Our genome skimming bioinformatic pipeline followed Chang et al. (2022). A total of 7,888,554 raw reads were first trimmed using fastp v0.20.1 (Chen et al. 2018), before piping into GetOrganelle v1.7.5 (Jin et al. 2020) for mitogenome assembly. Based on past phylogenetic results from Rouse et al. (2013), as well as availability of mitogenome sequences on GenBank (last accessed 12 October 2021), Stephanometra indica (MF966246) was found to be most closely related to C. bella and, hence, selected as the seed sequence for mitogenome assembly. We successfully retrieved the complete C. bella mitogenome at 62× sequencing coverage. The mitogenome was then annotated using MITOS2 web server (Bernt et al. 2013; Donath et al. 2019) (RefSeq 81 Metazoa, Genetic Code 9) for protein-coding genes (PCGs), transfer and ribosomal RNA genes. Finally, the PCG annotations were manually curated according to Quek et al. (2021) to ensure that annotations were in frame and accurate. The eventual C. bella mitogenome sequence was 15,872 bp in length, and the overall nucleotide composition was as follows: 24.38% A, 47.79% T, 11.16% C, and 16.68% G. All 13 PCGs, 22 tRNA and two rRNA genes were recovered. The start codon ATG was featured in all 13 PCGs, while TAA was the most common termination codon (n=10), followed by TAG (n=3). We observed that the gene order was identical to that of S. indica (MF966246).

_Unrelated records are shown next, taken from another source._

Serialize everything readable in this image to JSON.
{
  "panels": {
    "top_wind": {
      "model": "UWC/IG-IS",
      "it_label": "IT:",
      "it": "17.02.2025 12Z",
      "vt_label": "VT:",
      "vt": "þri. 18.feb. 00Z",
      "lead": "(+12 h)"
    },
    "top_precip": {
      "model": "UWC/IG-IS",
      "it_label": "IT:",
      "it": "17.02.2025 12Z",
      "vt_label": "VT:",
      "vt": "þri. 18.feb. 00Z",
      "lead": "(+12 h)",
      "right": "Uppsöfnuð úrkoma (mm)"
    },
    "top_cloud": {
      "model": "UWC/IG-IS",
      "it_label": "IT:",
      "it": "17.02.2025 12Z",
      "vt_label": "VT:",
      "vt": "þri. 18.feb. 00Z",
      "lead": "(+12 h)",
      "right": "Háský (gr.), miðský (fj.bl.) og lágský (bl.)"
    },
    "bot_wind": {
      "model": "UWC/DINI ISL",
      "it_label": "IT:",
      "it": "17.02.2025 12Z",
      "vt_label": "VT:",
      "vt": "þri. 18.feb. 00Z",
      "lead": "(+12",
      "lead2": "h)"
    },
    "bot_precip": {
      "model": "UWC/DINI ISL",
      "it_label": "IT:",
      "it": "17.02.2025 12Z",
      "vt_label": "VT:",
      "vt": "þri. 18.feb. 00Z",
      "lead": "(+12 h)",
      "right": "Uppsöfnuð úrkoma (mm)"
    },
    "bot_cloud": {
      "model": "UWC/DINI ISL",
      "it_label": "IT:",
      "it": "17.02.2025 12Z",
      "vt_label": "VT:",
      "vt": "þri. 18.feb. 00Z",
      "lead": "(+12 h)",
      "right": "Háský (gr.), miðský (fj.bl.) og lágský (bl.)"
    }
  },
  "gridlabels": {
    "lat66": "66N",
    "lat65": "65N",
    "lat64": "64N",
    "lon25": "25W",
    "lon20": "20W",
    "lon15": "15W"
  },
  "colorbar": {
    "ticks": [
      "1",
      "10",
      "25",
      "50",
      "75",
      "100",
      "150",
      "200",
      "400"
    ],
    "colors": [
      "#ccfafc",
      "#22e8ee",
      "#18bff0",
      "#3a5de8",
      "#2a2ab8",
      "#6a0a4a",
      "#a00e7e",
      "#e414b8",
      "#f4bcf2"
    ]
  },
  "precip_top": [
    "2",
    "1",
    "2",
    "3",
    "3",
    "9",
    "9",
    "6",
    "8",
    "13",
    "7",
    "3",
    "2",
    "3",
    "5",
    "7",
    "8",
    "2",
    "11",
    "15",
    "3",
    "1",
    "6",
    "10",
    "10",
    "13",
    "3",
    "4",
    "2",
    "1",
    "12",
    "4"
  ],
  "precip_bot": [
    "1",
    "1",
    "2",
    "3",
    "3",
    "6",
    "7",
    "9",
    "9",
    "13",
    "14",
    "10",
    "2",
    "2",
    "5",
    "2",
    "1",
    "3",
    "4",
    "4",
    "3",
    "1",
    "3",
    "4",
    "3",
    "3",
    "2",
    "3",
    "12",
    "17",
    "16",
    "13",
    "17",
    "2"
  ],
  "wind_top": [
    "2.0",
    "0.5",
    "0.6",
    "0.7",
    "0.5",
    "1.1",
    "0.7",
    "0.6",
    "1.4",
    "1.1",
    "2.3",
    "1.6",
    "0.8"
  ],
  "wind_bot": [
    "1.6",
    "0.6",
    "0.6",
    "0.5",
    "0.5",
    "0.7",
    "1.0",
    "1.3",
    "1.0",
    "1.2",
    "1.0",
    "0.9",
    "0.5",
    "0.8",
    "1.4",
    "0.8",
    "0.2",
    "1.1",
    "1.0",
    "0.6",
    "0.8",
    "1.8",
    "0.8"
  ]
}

For phylogenetic reconstruction, we downloaded eight other publicly available Crinoidea mitogenomes from GenBank. We also included one Asteroidea and two Ophiuroidea mitogenomes as outgroups. The PCGs and ribosomal genes were extracted and aligned separately by gene using MAFFT v7.407 (Katoh and Standley 2013) before concatenation to form a sequence matrix 15,058 bp in length. The matrix was partitioned by gene, and best-fitting evolutionary models for each partition were evaluated using ModelTest-NG v0.1.7 (Darriba et al. 2020). The gene model information was then used for maximum-likelihood and Bayesian analyses. Maximum-likelihood was performed using RAxML-NG v1.0.3 (Kozlov et al. 2019), with 200 starting trees (100 random and 100 parsimony-based), and node supports were quantified with 1000 bootstrap pseudoreplicates. The Bayesian inference was performed using MrBayes v3.2.7 (Ronquist et al. 2012), in which we initiated four Markov chains Monte Carlo (MCMC) of 10,000,000 generations implemented over two runs, and sampled one tree per 100 generations. MCMC convergence was assessed in Tracer v1.7 (Rambaut et al. 2018), after discarding the first 10,001 trees as burn-in. The resulting trees were congruent and achieved maximal support at most nodes. Cenometra bella was recovered as sister to S. indica (Figure 1), a pattern consistent with previous phylogenetic work that showed Cenometra and Stephanometra as the closest relatives among genera examined here (Rouse et al. 2013; Taylor 2015).

Figure 1.

Phylogenetic reconstruction of Crinoidea, using a concatenated matrix of 13 protein-coding genes and two ribosomal RNA genes. A sketch of the Cenometra bella sample is also shown. Asteroidea and Ophiuroidea mitogenomes were used as outgroups. Bootstrap support and posterior probability values are shown adjacent to each node, before and after the slash, respectively; nodes with 100 bootstrap support and 1.00 posterior probability are labeled with an asterisk (*).